Faraganthar. I mouthed the name automatically. A Krass name, though I could have been wrong; there seemed to be some distance still between us. It was why finding the edge of the jetty at my toes confused me deeply. I stared down at the churned stretch of monochrome water between the departing ship and me, and cursed my misted eyes and shambling feet. I reached for it with a crippled a
rm, fingers bent in odd directions. Cranking my head right, then left, I saw a stretch of empty jetties and wharfs. No ship for me.
I hung my head. As the body pitched forwards, I stayed standing on the deck. My blue vapours peeled from his crooked back, and I felt the skin and bone rippling over me as I exited. Despite an overwhelming numbness settling upon me, I made sure to seize the sword as Foor fell, and save Pointy from the depths. I heard the exhale of gratitude in my head as I held him firm.
The smell of rot and sewage had gone. The sound of the heavy splash was muffled. The irksome tang of beer was nonexistent, and although I was naked, my limbs were numb but not cold in the sea breeze. I was colder than they. My mists swirled about me, and I put a glowing hand to my neck to feel the barely tangible edges of a gaping throat.
‘Dead again,’ I said.
‘Oi!’ came a holler from along the dock. ‘Is that a body?’

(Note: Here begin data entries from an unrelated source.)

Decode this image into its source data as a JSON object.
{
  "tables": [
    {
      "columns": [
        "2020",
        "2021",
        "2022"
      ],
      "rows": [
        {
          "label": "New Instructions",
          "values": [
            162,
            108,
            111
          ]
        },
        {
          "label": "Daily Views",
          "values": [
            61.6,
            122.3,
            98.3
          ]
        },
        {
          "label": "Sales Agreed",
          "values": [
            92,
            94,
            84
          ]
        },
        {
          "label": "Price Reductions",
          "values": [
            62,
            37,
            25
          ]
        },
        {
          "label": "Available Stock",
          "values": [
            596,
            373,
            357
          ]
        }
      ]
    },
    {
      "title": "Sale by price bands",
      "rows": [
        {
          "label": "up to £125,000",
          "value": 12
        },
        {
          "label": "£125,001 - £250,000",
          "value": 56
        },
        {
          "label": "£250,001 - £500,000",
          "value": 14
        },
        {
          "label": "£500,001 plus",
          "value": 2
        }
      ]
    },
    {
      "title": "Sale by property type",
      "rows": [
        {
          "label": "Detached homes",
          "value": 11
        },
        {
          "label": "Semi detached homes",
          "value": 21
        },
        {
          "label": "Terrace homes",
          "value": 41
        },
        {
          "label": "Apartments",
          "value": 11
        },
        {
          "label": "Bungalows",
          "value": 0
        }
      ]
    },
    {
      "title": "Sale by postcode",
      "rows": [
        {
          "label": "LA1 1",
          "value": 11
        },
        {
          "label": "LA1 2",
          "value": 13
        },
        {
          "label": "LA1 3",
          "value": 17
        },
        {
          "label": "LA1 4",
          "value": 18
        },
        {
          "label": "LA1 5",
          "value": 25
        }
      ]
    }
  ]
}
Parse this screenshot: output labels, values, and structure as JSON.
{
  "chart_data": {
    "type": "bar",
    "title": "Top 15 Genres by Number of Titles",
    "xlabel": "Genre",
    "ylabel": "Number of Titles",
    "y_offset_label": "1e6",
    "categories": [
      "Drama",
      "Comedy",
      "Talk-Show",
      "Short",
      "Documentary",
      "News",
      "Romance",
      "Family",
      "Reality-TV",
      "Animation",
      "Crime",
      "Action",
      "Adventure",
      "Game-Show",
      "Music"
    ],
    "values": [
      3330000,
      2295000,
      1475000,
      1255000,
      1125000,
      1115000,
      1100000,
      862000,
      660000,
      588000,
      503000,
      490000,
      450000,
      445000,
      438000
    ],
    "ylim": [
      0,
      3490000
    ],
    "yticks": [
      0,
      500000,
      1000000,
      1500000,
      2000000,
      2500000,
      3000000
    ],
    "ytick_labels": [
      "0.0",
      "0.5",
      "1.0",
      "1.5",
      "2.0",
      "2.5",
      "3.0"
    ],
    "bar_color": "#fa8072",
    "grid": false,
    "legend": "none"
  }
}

Without the muddied head, I was immediately sharper. I quickly began to retrace my steps along the jetty. I was sure scores of bodies found their way into the Troublesome Sea every night, and yet this hero seemed particularly offended. I remembered I was a shade once more, and realised that might have irked him. Maybe he was some vulturous opportunist, and wanted the body for himself.
He was faster than me, and we met at the root of the jetty. He shimmied about, kicking up dust as he eyed the sword in my hand. It turned out it was the latter option: the man dashed past me and hurtled down the jetty for the body. I caught the promise of, ‘See you shortly!’ as he ran. Perhaps he believed I had tossed my own body into the sea in an attempt not to be bound. Perhaps he wagered I’d rise from whatever Nyxwell he managed to drag the body to. I imagined he would get quite the surprise when an angry Foor breached the black waters like an enraged porpoise.
I drifted into the nearest and smallest alleyway, daubing its stonework blue with my glow. At its dead end, past several doors and suspicious shutters, there was barely any space for a living person to stand, never mind lie down. For a ghost, it was perfect. I tucked myself into the alcove and tried to dim my light as much as possible by tensing myself. The sword I tucked behind me. He and I had no words left to trade that night. The morning would bring more, no doubt, and hopefully some clarity to pierce my apparent madness. I shut out all the shame and guilt and anger, and closed my eyes.